Autrement dit, et là je redis par rapport aux épreuves, je laisse de côté les choses pour lesquelles Dieu n'a rien à voir, mais quand nous avons le sentiment pour telle ou telle raison que Dieu semble s'être éloigné de nous, ce n'est pas pour nous punir, ce n'est pas parce qu'il ne nous aime plus, c'est pour transformer cette relation et la faire passer de l'état de petit enfant qui aime son papa et sa maman parce qu'ils lui donnent tout ce qu'il faut pour manger, et quand les parents ne veulent pas, l'enfant crie et hurle en disant : vous ne m'aimez plus à un état d'adulte. Or, Dieu veut faire passer d'une relation d'amour de personne responsable à une personne responsable. Vous imaginez ce qui peut se passer dans la tête de ce petit bébé qui a l'habitude de téter le sein de sa mère, et qui un beau jour, se met à téter un suc amer d'aloès. Il doit se dire de prime abord que sa mère ne l'aime plus, qu'il est rejeté, qu'il n'a plus d'avenir, que c'est la fin du monde. Si la mère agit ainsi, ce n'est pas pour brimer son enfant, ce n'est pas pour lui faire du mal, c'est tout simplement parce qu'elle a une vision plus large de ce que doit devenir son enfant, et sachant que son enfant par lui-même n'aura pas le désir de quitter le sein de sa mère, elle est forcée de l'emmener pas à pas par une certaine pédagogie. C'est ce que nous dit l'auteur de l'épître aux Hébreux quand il parle du père qui châtie le fils, ce n'est pas pour son bon plaisir, ce n'est pas pour que le fils reste toujours en dessous du père, comme les gens aujourd'hui qui croient qu'il faut tuer le Père parce que Dieu est celui qui nous empêche de nous accomplir. Non, c'est parce qu'en fait, le Père est bon, pour son enfant. On pourrait filer la métaphore aussi dans le domaine sportif, l'échec construit la personnalité. N'oubliez jamais que toute la théologie de l'histoire du judaïsme et du christianisme est fondée sur l'échec et la résurrection, du passage de la Mer Rouge pour nos frères juifs, et pour nous-même de la mort du Christ à la résurrection.
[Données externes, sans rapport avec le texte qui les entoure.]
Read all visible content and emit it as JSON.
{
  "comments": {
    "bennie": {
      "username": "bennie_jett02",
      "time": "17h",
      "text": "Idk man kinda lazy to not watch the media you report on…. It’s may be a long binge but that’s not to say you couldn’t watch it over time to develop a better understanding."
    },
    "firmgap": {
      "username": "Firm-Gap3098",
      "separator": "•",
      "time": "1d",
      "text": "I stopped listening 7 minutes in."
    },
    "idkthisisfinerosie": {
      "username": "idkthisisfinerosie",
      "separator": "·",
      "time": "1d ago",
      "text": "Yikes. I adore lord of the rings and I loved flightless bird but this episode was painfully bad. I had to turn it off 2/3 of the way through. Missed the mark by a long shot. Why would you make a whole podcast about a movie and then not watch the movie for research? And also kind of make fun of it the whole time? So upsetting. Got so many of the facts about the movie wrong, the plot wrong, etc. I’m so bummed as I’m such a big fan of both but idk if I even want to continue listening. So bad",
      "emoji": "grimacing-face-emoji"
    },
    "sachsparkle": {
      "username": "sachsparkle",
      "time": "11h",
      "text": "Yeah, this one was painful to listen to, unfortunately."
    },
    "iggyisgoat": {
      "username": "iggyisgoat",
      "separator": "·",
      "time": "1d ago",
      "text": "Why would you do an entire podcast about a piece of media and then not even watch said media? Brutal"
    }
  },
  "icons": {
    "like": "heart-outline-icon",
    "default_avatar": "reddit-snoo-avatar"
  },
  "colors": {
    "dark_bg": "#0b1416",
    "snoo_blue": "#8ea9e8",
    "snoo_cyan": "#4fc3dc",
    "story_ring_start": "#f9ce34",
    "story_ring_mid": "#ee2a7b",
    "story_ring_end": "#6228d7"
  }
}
Frères et sœurs, que cette épître aux Hébreux soit pour nous l'occasion de faire un peu le ménage. C'est vrai que nous ne savons pas toujours classer les événements terribles qui nous arrivent, nous ne savons pas quoi en faire. Nous nous demandons si c'est nous qui sommes coupables, est-ce que c'est le autres, est-ce que c'est Dieu ? Je crois que ce que Dieu nous demande de faire c'est d'abord d'exercer notre jugement, car Dieu a confiance en nous, il nous a donné une intelligence et un jugement. A partir de là, si effectivement nous sommes dans la situation décrite par l'auteur de l'épître aux Hébreux, ou dans la situation décrite par Saint Jean de la Croix, là, nous pourrons nous dire : oui, d'abord cette épreuve, ce n'est pas moi qui me la suis envoyée, c'est Dieu, mais elle n'est pas là pour me rabaisser, elle n'est pas là pour me limiter, au contraire, elle est une preuve de confiance de la part d'un Dieu qui voit beaucoup plus loin que moi.

Que la Parole de Dieu que nous entendons régulièrement à la messe dominicale ou aussi pour certains d'entre vous, quotidiennement, que l'eucharistie soit pour nous l'occasion de nous nourrir et de découvrir que Dieu est un véritable Père et aussi une Mère pleine de tendresse.